Search "NIST 800-171 SSP template" and you'll find plenty of blank documents — some free, some bundled into $1,000+ policy packs. A template is fine. But here's the thing nobody tells you: the template was never the hard part. The hard part is writing an accurate implementation statement for each of the 110 controls — and a blank template hands you exactly that problem on page one. This guide covers what a real SSP template includes, and a faster way to get to a finished draft.
What a NIST 800-171 SSP template should contain
A System Security Plan is the document that describes your system and how you meet each requirement. A complete template includes:
| Section | What goes in it |
|---|---|
| System description | What the system is, what it does, and the authorization boundary (what's in scope) |
| CUI & categorization | The Controlled Unclassified Information the system handles and where it lives |
| Network / data-flow | How data moves through the environment, including the diagram |
| Roles & responsibilities | Who owns security, who administers systems, who signs off |
| Control implementation | An implementation statement for each of the 110 controls — how it's met, or a POA&M reference if it isn't yet |
Why a blank template stalls most contractors
A blank SSP template is a 100-plus-page empty document. It looks like progress, but it just relocates the real work to you: knowing what to write for each control. "Describe how you implement 3.1.1 — Limit system access to authorized users" is easy to print and hard to answer well. Most small contractors open the file, write a few controls, and stall. The formatting was never the bottleneck; the content is.
The faster path: generate a real draft
Instead of starting from a blank page, our free SSP generator walks you through the controls and produces a structured, plain-English draft you can refine to your environment — no signup, no cost, runs in your browser. Pair it with two other free tools and you've replaced the blank template entirely:
- SSP Generator — produces your draft System Security Plan, control by control.
- SPRS Calculator — scores all 110 controls so you know what's actually met before you document it.
- Control Library — plain-English "what this control means and how to satisfy it" for every one of the 110, so your implementation statements are accurate.
Skip the blank template — generate your SSP draft free
All 110 controls, structured and plain-English, no signup. Refine it to your environment and you've got a real starting SSP in an afternoon.
Open the free SSP generator →Template or generator — make it accurate before you submit
Whichever route you take, the same rule applies: a template or a generated draft is a starting point, not a pass. Your SSP has to describe your real systems truthfully, the controls have to actually be implemented, and an assessor verifies both. Get to a complete draft fast, then score yourself, close the high-impact gaps, and make the document match reality. (And don't enter real CUI into any web tool — these are self-assessment aids.)
SSP templates — frequently asked
Is there a free NIST 800-171 SSP template?
Yes, free templates exist — but a template is an empty shell that still requires an implementation statement for all 110 controls. Our free SSP generator skips the blank page and produces a structured draft, no signup.
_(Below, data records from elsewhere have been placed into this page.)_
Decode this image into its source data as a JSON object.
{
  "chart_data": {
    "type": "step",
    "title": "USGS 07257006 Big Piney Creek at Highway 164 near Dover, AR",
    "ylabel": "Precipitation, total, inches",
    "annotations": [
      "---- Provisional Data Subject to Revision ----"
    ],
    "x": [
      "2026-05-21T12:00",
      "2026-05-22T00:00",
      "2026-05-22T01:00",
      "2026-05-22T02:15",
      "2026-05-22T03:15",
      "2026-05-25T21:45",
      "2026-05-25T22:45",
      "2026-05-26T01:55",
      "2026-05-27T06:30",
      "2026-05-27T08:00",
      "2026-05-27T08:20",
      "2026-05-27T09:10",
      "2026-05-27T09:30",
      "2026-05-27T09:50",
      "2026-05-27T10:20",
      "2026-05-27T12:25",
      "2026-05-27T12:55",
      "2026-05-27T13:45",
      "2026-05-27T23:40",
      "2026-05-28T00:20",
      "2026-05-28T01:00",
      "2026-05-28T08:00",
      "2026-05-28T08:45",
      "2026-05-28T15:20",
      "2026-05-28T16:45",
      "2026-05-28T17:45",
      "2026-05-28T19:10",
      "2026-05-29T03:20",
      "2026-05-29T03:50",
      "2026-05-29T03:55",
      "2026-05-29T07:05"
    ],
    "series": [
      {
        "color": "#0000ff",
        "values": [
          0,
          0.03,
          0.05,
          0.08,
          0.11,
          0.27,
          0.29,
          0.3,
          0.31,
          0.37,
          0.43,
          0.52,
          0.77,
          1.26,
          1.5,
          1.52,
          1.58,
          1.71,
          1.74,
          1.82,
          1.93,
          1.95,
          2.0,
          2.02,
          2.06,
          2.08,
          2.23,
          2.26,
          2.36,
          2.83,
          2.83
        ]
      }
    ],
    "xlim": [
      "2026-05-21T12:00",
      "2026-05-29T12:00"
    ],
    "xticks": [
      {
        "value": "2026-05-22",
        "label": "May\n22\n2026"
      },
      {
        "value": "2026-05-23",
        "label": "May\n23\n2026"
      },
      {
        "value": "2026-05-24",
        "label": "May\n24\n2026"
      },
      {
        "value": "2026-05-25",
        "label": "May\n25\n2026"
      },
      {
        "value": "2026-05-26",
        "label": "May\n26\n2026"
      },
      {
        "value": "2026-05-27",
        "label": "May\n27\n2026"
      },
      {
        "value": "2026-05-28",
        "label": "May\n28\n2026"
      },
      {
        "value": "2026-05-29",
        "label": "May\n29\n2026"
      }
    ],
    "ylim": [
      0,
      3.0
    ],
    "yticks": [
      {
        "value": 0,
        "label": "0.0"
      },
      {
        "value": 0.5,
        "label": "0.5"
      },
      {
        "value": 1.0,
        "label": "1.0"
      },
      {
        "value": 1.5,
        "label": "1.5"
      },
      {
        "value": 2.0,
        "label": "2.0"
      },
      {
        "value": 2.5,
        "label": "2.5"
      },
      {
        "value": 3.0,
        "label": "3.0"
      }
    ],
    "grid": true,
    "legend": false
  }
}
What should the template include?
System description + authorization boundary, the CUI handled, a data-flow description, roles and responsibilities, and an implementation statement for each of the 110 controls (or a POA&M reference). Control 3.12.4 requires the SSP to exist.
Why do blank templates stall people?
Because they hand you the hardest part — writing accurate control statements for all 110 — on a blank page. The content is the work, not the formatting.
Does a template guarantee I pass?
No. A template or generated draft is a starting point. The controls must genuinely be implemented and the SSP must be truthful; an assessor verifies both.